“Deutsche Telekom AG said Thursday it expects operating profit to drop further this year after reporting more customer losses in the U.S. and as parts of Europe remain challenging,” Philipp Grontzki reports for Dow Jones Newswires.
“It reported operating profit for 2011 of EUR18.69 billion, down from EUR19.47 billion a year earlier. ‘In 2011, the company operated in a challenging environment in every respect, a situation that is not going to change this year,’ Chief Executive Rene Obermann said in a statement,” Grontzki reports. “The net loss in the final quarter of 2011 widened to EUR1.34 billion, from a loss of EUR514 million a year earlier. The figure includes several one-time items, including a cash payment of EUR2.3 billion from AT&T Inc. as compensation for the failed sale of T-Mobile USA–as well as impairment writedowns of EUR2.3 billion and EUR800 million on the U.S. and Europe, respectively. Sales were down 3.7% in the last three months of the year.”
Grontzki reports, “T-Mobile USA lost another 802,000 contract customers on a net basis in the fourth quarter.
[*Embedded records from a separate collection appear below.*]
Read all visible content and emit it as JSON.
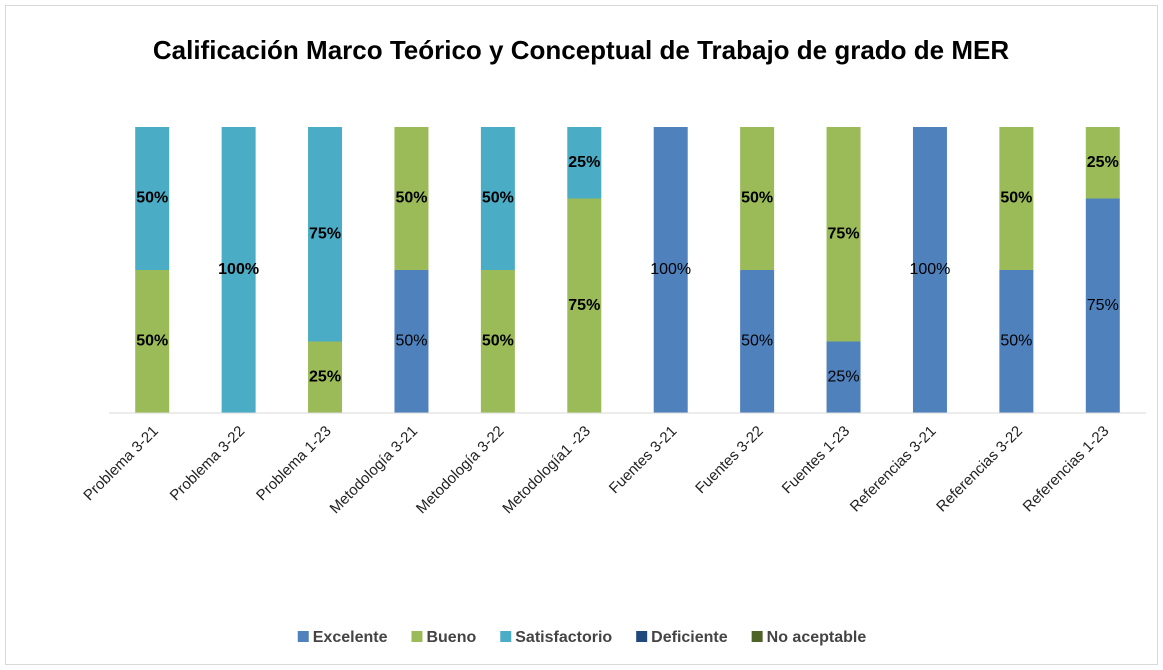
{
  "chart_data": {
    "type": "stacked_bar_percent",
    "title": "Calificación Marco Teórico y Conceptual de Trabajo de grado de MER",
    "categories": [
      "Problema 3-21",
      "Problema 3-22",
      "Problema 1-23",
      "Metodología 3-21",
      "Metodología 3-22",
      "Metodología1 -23",
      "Fuentes 3-21",
      "Fuentes 3-22",
      "Fuentes 1-23",
      "Referencias 3-21",
      "Referencias 3-22",
      "Referencias 1-23"
    ],
    "ylim": [
      0,
      100
    ],
    "legend": "bottom",
    "series": [
      {
        "name": "Excelente",
        "color": "#4f81bd",
        "values": [
          0,
          0,
          0,
          50,
          0,
          0,
          100,
          50,
          25,
          100,
          50,
          75
        ],
        "value_labels": [
          null,
          null,
          null,
          "50%",
          null,
          null,
          "100%",
          "50%",
          "25%",
          "100%",
          "50%",
          "75%"
        ]
      },
      {
        "name": "Bueno",
        "color": "#9bbb59",
        "values": [
          50,
          0,
          25,
          50,
          50,
          75,
          0,
          50,
          75,
          0,
          50,
          25
        ],
        "value_labels": [
          "50%",
          null,
          "25%",
          "50%",
          "50%",
          "75%",
          null,
          "50%",
          "75%",
          null,
          "50%",
          "25%"
        ]
      },
      {
        "name": "Satisfactorio",
        "color": "#4bacc6",
        "values": [
          50,
          100,
          75,
          0,
          50,
          25,
          0,
          0,
          0,
          0,
          0,
          0
        ],
        "value_labels": [
          "50%",
          "100%",
          "75%",
          null,
          "50%",
          "25%",
          null,
          null,
          null,
          null,
          null,
          null
        ]
      },
      {
        "name": "Deficiente",
        "color": "#1f497d",
        "values": [
          0,
          0,
          0,
          0,
          0,
          0,
          0,
          0,
          0,
          0,
          0,
          0
        ]
      },
      {
        "name": "No aceptable",
        "color": "#4f6228",
        "values": [
          0,
          0,
          0,
          0,
          0,
          0,
          0,
          0,
          0,
          0,
          0,
          0
        ]
      }
    ]
  }
}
The fourth-quarter impairment losses in the U.S. are linked to the declining customer contract base, as well as margin pressure at new contracts, Deutsch Telekom said, adding that it forecasts T-Mobile USA to generate an operating profit of about $4.8 billion this year, down from $5.33 billion in 2011. T-Mobile USA is the only national carrier not selling Apple Inc.’s iPhone, making it harder to win customers that sign contracts, and so far also the only one that isn’t building a faster fourth-generation mobile network on a technology called LTE. This will change soon, as Deutsche Telekom said Thursday it will invest an additional $1.4 billion as it now plans to launch LTE in the U.S. next year.”